The Jigsaw Puzzle of Medical System ReformThe jigsaw puzzle originated in Great Britain in the 18th century. The puzzles were then used as educational aids to teach geography. Maps were drawn on wooden boards and cut into irregular pieces that formed a picture when placed together. In order to cut the curved shapes, a jigsaw, a special saw with a narrow, vertically mounted blade, was needed. Leaders of the second generation of the British Empire were taught to manage and govern their colonies by fitting together a jigsaw puzzle of the world.
When one piece is not placed in the right spot, the big picture, consisting of innumerable pieces, is not completed satisfactorily. Completeness is the exquisite beauty and the difficulty of the jigsaw puzzle. When all the pieces find their proper places and fit optimally together, the picture is complete.
The endless dispute between doctors, pharmacists and the government calls to mind an incomplete jigsaw puzzle endeavor. Everyone is struggling with the pieces to put together a new big picture for the medical system based on the separation and distinction between medical and pharmaceutical practices. The puzzle cannot be easily solved, however. Everyone is making their best efforts to complete the puzzle, but in vain. It seems like a puzzle designed to never be completed.
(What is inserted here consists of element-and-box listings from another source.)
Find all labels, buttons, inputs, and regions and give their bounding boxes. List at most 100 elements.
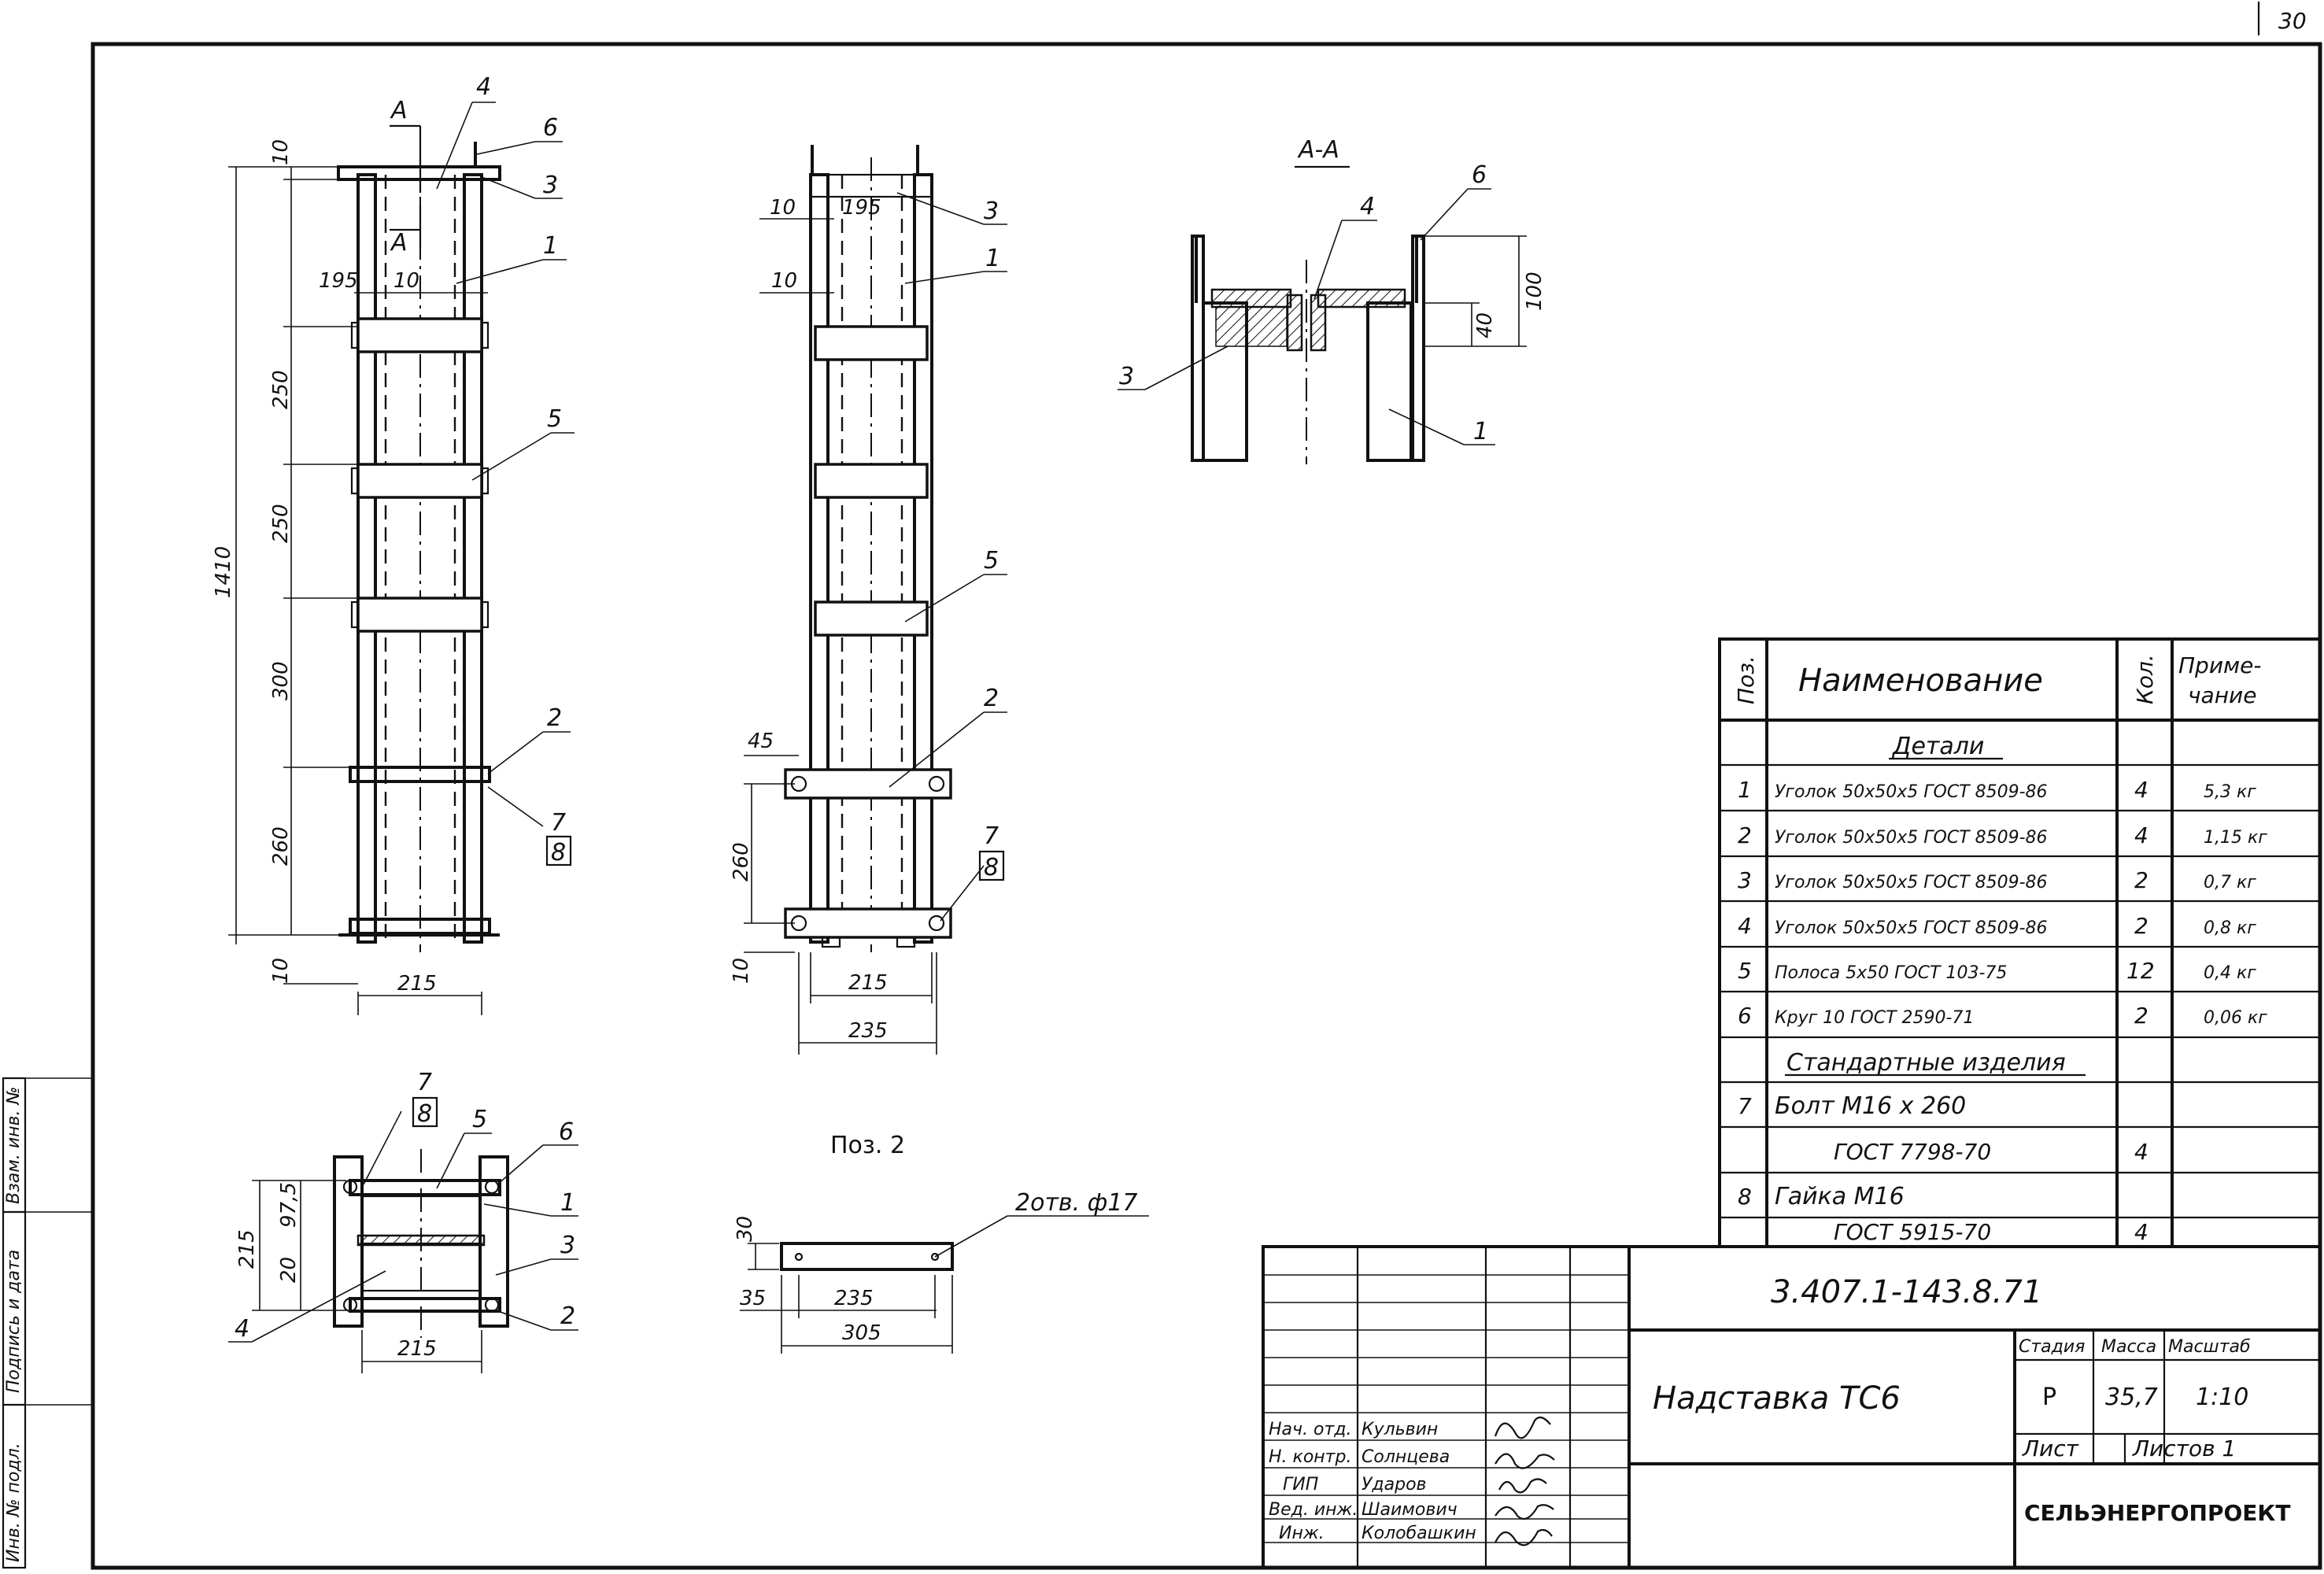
dim-front: 250 — [269, 370, 293, 409]
dim-front: 215 — [397, 972, 437, 996]
stage-value: Р — [2042, 1384, 2056, 1411]
pos2-view: Поз. 2 2отв. ф17 30 35 235 305 — [733, 1132, 1149, 1354]
spec-row-name: Уголок 50х50х5 ГОСТ 8509-86 — [1775, 782, 2048, 802]
spec-row-pos: 6 — [1738, 1003, 1752, 1029]
side-strip-label: Подпись и дата — [4, 1250, 24, 1393]
view-marker-a: А — [390, 229, 408, 257]
spec-row-pos: 1 — [1738, 777, 1752, 803]
staff-role: Инж. — [1279, 1524, 1325, 1543]
dim-side: 260 — [730, 842, 753, 881]
spec-row-note: 0,4 кг — [2204, 963, 2256, 983]
dim-side: 215 — [848, 971, 888, 995]
spec-row-note: 0,06 кг — [2204, 1008, 2267, 1028]
spec-header-note: Приме-чание — [2178, 652, 2261, 708]
callout-front: 3 — [543, 172, 558, 199]
dim-plan: 97,5 — [277, 1182, 301, 1228]
callout-plan: 3 — [560, 1232, 575, 1259]
spec-row-qty: 4 — [2134, 777, 2148, 803]
callout-section: 1 — [1473, 418, 1488, 445]
signature — [1495, 1504, 1554, 1520]
callout-side: 5 — [984, 547, 999, 575]
callout-section: 6 — [1472, 161, 1487, 189]
dim-side: 10 — [730, 958, 753, 984]
scale-value: 1:10 — [2196, 1384, 2248, 1411]
callout-plan: 8 — [417, 1100, 432, 1128]
callout-plan: 1 — [560, 1189, 575, 1217]
spec-row-name: Полоса 5х50 ГОСТ 103-75 — [1775, 963, 2007, 983]
spec-row-qty: 2 — [2134, 867, 2148, 893]
spec-row-note: 5,3 кг — [2204, 782, 2256, 802]
spec-row-pos: 5 — [1738, 958, 1752, 984]
section-label: А-А — [1297, 136, 1339, 164]
spec-row-note: 1,15 кг — [2204, 828, 2267, 848]
mass-label: Масса — [2101, 1337, 2156, 1357]
spec-row-qty: 12 — [2126, 958, 2155, 984]
spec-section-standard: Стандартные изделия — [1786, 1049, 2066, 1077]
dim-front: 10 — [393, 269, 419, 293]
signature — [1495, 1453, 1555, 1469]
drawing-title: Надставка ТС6 — [1653, 1380, 1901, 1417]
side-view: 10 195 10 45 260 10 215 235 3 1 5 2 7 8 — [730, 145, 1007, 1055]
dim-side: 195 — [842, 196, 881, 220]
signature — [1494, 1416, 1551, 1439]
side-strip: Инв. № подл. Подпись и дата Взам. инв. № — [2, 1077, 93, 1569]
callout-front: 8 — [551, 839, 566, 866]
dim-front: 300 — [269, 661, 293, 700]
dim-side: 10 — [770, 196, 796, 220]
staff-name: Шаимович — [1362, 1500, 1458, 1520]
callout-plan: 7 — [417, 1069, 432, 1096]
spec-row-note: 0,7 кг — [2204, 873, 2256, 892]
signature — [1498, 1478, 1547, 1494]
dim-pos2: 35 — [740, 1287, 766, 1310]
spec-row-name: Уголок 50х50х5 ГОСТ 8509-86 — [1775, 828, 2048, 848]
sheet-number: 30 — [2278, 8, 2307, 34]
view-marker-a: А — [390, 97, 408, 124]
section-a-a: А-А 100 40 4 6 3 1 — [1118, 136, 1546, 464]
staff-name: Кульвин — [1362, 1420, 1438, 1439]
side-strip-label: Инв. № подл. — [4, 1443, 24, 1562]
spec-row-name: ГОСТ 7798-70 — [1834, 1139, 1991, 1165]
spec-row-qty: 4 — [2134, 822, 2148, 848]
callout-side: 1 — [985, 245, 1000, 272]
spec-row-pos: 8 — [1738, 1184, 1752, 1210]
callout-front: 6 — [543, 114, 558, 142]
dim-plan: 215 — [235, 1229, 259, 1269]
spec-row-qty: 4 — [2134, 1139, 2148, 1165]
dim-front: 195 — [319, 269, 358, 293]
callout-plan: 5 — [472, 1106, 487, 1133]
sheet-label: Лист — [2022, 1435, 2079, 1461]
spec-table: Поз. Наименование Кол. Приме-чание Детал… — [1718, 637, 2322, 1248]
dim-pos2: 305 — [842, 1321, 881, 1345]
pos2-caption: Поз. 2 — [830, 1132, 905, 1159]
dim-plan: 215 — [397, 1337, 437, 1361]
callout-section: 3 — [1119, 363, 1134, 390]
staff-role: Н. контр. — [1269, 1447, 1351, 1467]
spec-row-pos: 2 — [1738, 822, 1752, 848]
dim-front-total: 1410 — [212, 546, 235, 598]
dim-front: 10 — [269, 139, 293, 165]
callout-front: 4 — [476, 73, 491, 101]
callout-plan: 2 — [560, 1302, 575, 1330]
dim-pos2: 30 — [733, 1216, 757, 1242]
callout-side: 7 — [984, 822, 999, 850]
callout-side: 8 — [984, 854, 999, 881]
title-block: Нач. отд. Кульвин Н. контр. Солнцева ГИП… — [1262, 1245, 2322, 1569]
side-strip-label: Взам. инв. № — [4, 1087, 24, 1204]
spec-row-name: Круг 10 ГОСТ 2590-71 — [1775, 1008, 1974, 1028]
spec-row-name: Гайка М16 — [1775, 1183, 1905, 1210]
spec-row-name: Болт М16 х 260 — [1775, 1092, 1966, 1120]
staff-name: Солнцева — [1362, 1447, 1450, 1467]
staff-role: Вед. инж. — [1269, 1500, 1358, 1520]
stage-label: Стадия — [2019, 1337, 2085, 1357]
dim-section: 40 — [1473, 312, 1497, 338]
spec-row-note: 0,8 кг — [2204, 918, 2256, 938]
spec-row-name: Уголок 50х50х5 ГОСТ 8509-86 — [1775, 918, 2048, 938]
spec-header-qty: Кол. — [2132, 654, 2158, 704]
callout-front: 2 — [547, 704, 562, 732]
callout-front: 1 — [543, 232, 558, 260]
spec-header-name: Наименование — [1798, 663, 2043, 699]
callout-plan: 4 — [235, 1315, 249, 1343]
sheets-label: Листов 1 — [2132, 1435, 2236, 1461]
spec-row-name: ГОСТ 5915-70 — [1834, 1219, 1991, 1245]
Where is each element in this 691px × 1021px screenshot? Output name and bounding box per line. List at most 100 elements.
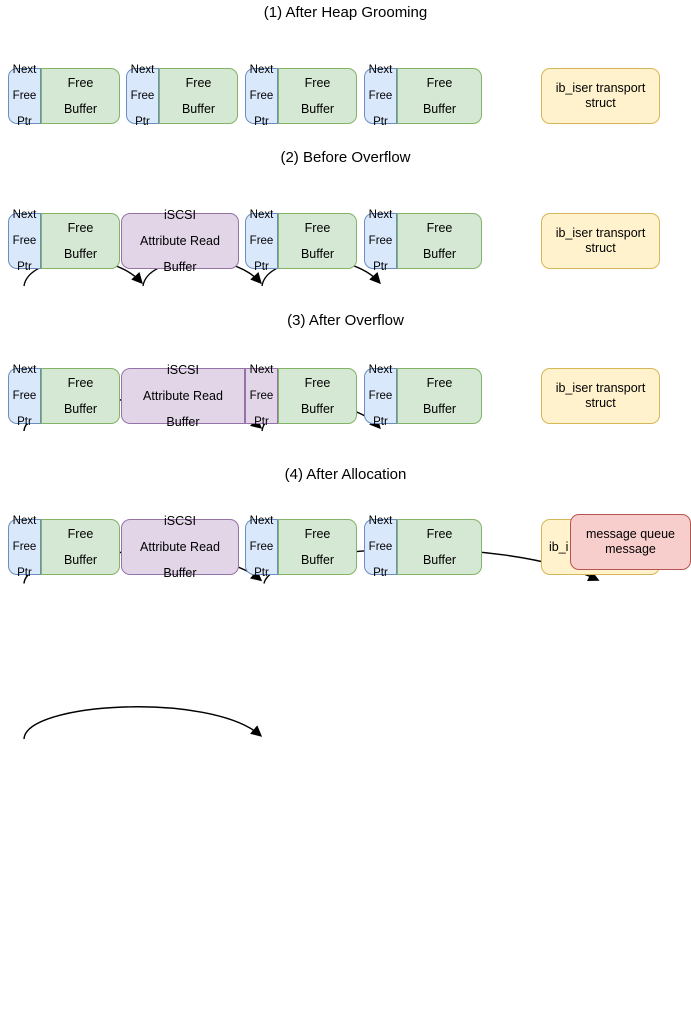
- msgq-label-line2: message: [605, 542, 656, 556]
- ptr-label-line1: Next: [368, 63, 393, 76]
- iscsi-label-line1: iSCSI: [167, 362, 199, 377]
- ptr-label-line2: Free: [368, 234, 393, 247]
- ptr-label-line1: Next: [249, 514, 274, 527]
- ptr-label-line2: Free: [368, 389, 393, 402]
- buffer-label-line1: Free: [67, 375, 94, 390]
- buffer-label-line1: Free: [67, 220, 94, 235]
- buffer-label-line1: Free: [426, 75, 453, 90]
- msgq-label-line1: message queue: [586, 527, 675, 541]
- buffer-label-line2: Buffer: [181, 101, 216, 116]
- iser-label-line2: struct: [585, 396, 616, 410]
- ptr-label-line3: Ptr: [17, 260, 32, 273]
- ptr-label-line3: Ptr: [254, 260, 269, 273]
- buffer-label-line1: Free: [304, 375, 331, 390]
- ptr-label-line3: Ptr: [373, 566, 388, 579]
- buffer-label-line1: Free: [67, 526, 94, 541]
- ptr-label-line2: Free: [12, 389, 37, 402]
- iscsi-label-line1: iSCSI: [164, 513, 196, 528]
- panel-title: (2) Before Overflow: [280, 149, 411, 166]
- ptr-label-line1: Next: [368, 208, 393, 221]
- panel-title: (4) After Allocation: [284, 466, 407, 483]
- iscsi-label-line2: Attribute Read: [140, 233, 220, 248]
- ptr-label-line1: Next: [368, 363, 393, 376]
- buffer-label-line1: Free: [185, 75, 212, 90]
- ptr-label-line1: Next: [12, 208, 37, 221]
- buffer-label-line2: Buffer: [63, 246, 98, 261]
- ptr-label-line1: Next: [249, 63, 274, 76]
- buffer-label-line2: Buffer: [63, 401, 98, 416]
- buffer-label-line2: Buffer: [300, 246, 335, 261]
- iser-label-line1: ib_iser transport: [555, 81, 646, 95]
- ptr-label-line1: Next: [368, 514, 393, 527]
- iscsi-label-line1: iSCSI: [164, 207, 196, 222]
- ptr-label-line3: Ptr: [254, 115, 269, 128]
- buffer-label-line2: Buffer: [422, 552, 457, 567]
- buffer-label-line2: Buffer: [300, 401, 335, 416]
- buffer-label-line1: Free: [67, 75, 94, 90]
- buffer-label-line1: Free: [426, 220, 453, 235]
- ptr-label-line1: Next: [249, 363, 274, 376]
- buffer-label-line2: Buffer: [63, 101, 98, 116]
- ptr-label-line2: Free: [249, 89, 274, 102]
- ptr-label-line3: Ptr: [17, 566, 32, 579]
- iser-label-line1: ib_iser transport: [555, 381, 646, 395]
- ptr-label-line3: Ptr: [254, 566, 269, 579]
- iscsi-label-line3: Buffer: [163, 565, 197, 580]
- iser-label-line2: struct: [585, 241, 616, 255]
- buffer-label-line2: Buffer: [422, 246, 457, 261]
- ptr-label-line2: Free: [249, 540, 274, 553]
- ptr-label-line1: Next: [12, 363, 37, 376]
- iscsi-label-line3: Buffer: [166, 414, 200, 429]
- buffer-label-line2: Buffer: [300, 101, 335, 116]
- ptr-label-line2: Free: [249, 234, 274, 247]
- ptr-label-line1: Next: [12, 63, 37, 76]
- ptr-label-line1: Next: [249, 208, 274, 221]
- buffer-label-line1: Free: [304, 220, 331, 235]
- iser-truncated-label: ib_i: [549, 539, 569, 554]
- ptr-label-line2: Free: [12, 540, 37, 553]
- ptr-label-line3: Ptr: [373, 115, 388, 128]
- ptr-label-line1: Next: [12, 514, 37, 527]
- iscsi-label-line2: Attribute Read: [143, 388, 223, 403]
- iscsi-label-line2: Attribute Read: [140, 539, 220, 554]
- buffer-label-line1: Free: [304, 526, 331, 541]
- buffer-label-line1: Free: [304, 75, 331, 90]
- buffer-label-line2: Buffer: [422, 101, 457, 116]
- ptr-label-line3: Ptr: [373, 260, 388, 273]
- ptr-label-line2: Free: [368, 540, 393, 553]
- ptr-label-line3: Ptr: [135, 115, 150, 128]
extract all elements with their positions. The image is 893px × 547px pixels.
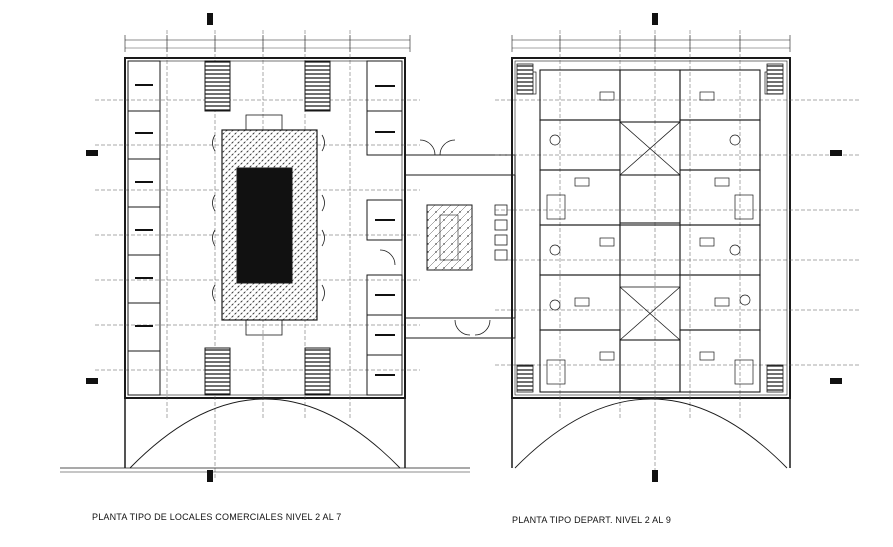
left-plan-caption: PLANTA TIPO DE LOCALES COMERCIALES NIVEL… <box>92 512 342 522</box>
right-apartment-plan <box>495 13 860 482</box>
right-plan-caption: PLANTA TIPO DEPART. NIVEL 2 AL 9 <box>512 515 672 525</box>
connector-corridor <box>379 139 516 339</box>
left-commercial-plan <box>60 13 470 482</box>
The idea to make a new picture by changing a few pieces of the puzzle is baffling from the start. If the modified pieces are forced to fit together, the picture is not really complete and the image is distorted.
In order to complete a puzzle with a new picture you must go back to the drawing board and sketch the design from the beginning. That is why reform is invariably difficult and perplexing.
France is considered to have one of the best medical and national healthcare systems in the world. The separation between medical and pharmaceutical practices is consistent and thorough. The expense, however, is considerable. The basic foundation of the French medical system is a social agreement that the employers, i.e. the owners of the companies, would foot the healthcare bill.
For an employee whose monthly salary is one million won ($900), the employer must pay 128,000 won ($112) in medical insurance fees in addition to the salary. The employee pays only 7,500 won in medical insurance fees.
France’s costly medical system has been successfully maintained in this way. Doctors are guaranteed high incomes, which is agreed upon as a social standard. Doctors earn about 6.4 million won ($5,800) per month on average. Patients are refunded 70 percent of their examination fees, 65 to 100 percent of medicine costs, and 80 percent of hospitalization bills.
If we truly shared the will to realize a separation of medical and pharmaceutical practices, we shoud have started from the groundwork of a functional medical insurance system. It is unavoidable that the public will pay the substantially increased costs of medical insurance. The government tries to force the puzzle finished after pushing through a separation of medical and pharmaceutical sectors, without a national consensus to determine who will pick up the tab.
The hospitalized and the sick are only suffering more because of the ill-effects of this slovenly reform.